Abstract
In the attempt to produce in an experimental animal an abscess of the lung that is identical with the postoperative pulmonary abscess in man, we considered the factor of chronicity to be of major importance. In the work of Cutler, Holman, Schlueter, Holloway and Weidlein 1 , 2 , 3 , 4 , 6 the abscesses produced by the embolic method were all of the acute type and healed spontaneously within 3 weeks after the embolus containing the bacteria had been set free into the general circulation. Van Allen, Fox and Colle 5 showed the importance of cough in the prolongation of the suppurative processes in the lung. Because spirochetes, fusiform bacilli and other anaerobic organisms of the mouth are so frequently found in the chronic abscesses of the lung in man it was thought advisable to study the behavior of these anaerobic organisms when implanted in the pulmonary tissues by means of an arterial embolus. In previous experiments it was determined that when these organisms were introduced by way of the bronchi chronic pulmonary abscess was not produced.

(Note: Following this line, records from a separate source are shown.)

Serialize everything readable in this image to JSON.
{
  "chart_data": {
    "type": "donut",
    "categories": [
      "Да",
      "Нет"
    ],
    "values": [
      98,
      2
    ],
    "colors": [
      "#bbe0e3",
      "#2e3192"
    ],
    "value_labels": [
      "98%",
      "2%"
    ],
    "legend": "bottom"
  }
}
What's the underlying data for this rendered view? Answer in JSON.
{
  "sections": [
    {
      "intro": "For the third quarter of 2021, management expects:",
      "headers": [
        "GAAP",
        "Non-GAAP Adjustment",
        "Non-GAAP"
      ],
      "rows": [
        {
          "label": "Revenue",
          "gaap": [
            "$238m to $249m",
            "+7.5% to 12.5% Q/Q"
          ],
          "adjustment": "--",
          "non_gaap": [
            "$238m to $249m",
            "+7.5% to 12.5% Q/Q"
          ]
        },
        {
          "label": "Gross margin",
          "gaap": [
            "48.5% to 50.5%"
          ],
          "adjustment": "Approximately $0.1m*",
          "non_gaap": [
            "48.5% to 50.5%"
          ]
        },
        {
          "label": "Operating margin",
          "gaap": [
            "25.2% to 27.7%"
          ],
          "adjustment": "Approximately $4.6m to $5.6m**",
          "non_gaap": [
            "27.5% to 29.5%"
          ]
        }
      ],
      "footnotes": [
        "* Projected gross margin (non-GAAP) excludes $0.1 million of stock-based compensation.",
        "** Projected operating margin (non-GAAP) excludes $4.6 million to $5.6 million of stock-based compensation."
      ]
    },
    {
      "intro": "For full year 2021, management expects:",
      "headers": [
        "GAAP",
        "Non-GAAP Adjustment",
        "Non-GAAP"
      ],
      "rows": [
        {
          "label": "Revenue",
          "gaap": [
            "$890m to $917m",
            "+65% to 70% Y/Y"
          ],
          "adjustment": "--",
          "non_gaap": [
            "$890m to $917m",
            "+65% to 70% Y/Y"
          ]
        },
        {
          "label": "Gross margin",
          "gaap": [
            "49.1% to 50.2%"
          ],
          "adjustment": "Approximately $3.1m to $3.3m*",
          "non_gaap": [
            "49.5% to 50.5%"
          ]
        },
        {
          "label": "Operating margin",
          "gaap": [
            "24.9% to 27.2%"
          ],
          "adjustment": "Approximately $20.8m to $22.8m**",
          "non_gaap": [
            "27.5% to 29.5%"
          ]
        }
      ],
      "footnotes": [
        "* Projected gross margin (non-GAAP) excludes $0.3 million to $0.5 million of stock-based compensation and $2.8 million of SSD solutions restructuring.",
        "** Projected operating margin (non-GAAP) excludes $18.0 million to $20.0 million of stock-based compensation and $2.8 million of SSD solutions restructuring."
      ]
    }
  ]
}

Method: Series 1. 24 dogs. Material taken from the gum margins of a patient with pyorrhea alveolaris was placed within a segment of vein and the ends of the vein tied with silk suture. The experimental embolus thus produced was forced into the venous circulation through a glass cannula by means of normal saline solution from a syringe. Fresh preparations of the material used in these septic emboli were examined with a dark-field microscope and a large number of spirochetes and various types of fusiforni bacilli and innumerable other motile and non-motile organisms were found. Cultures of this material revealed the presence of both aerobic and anaerobic micro-organisms. In each of the 24 animals an abscess developed at the site of the lodgment of the experimental embolus.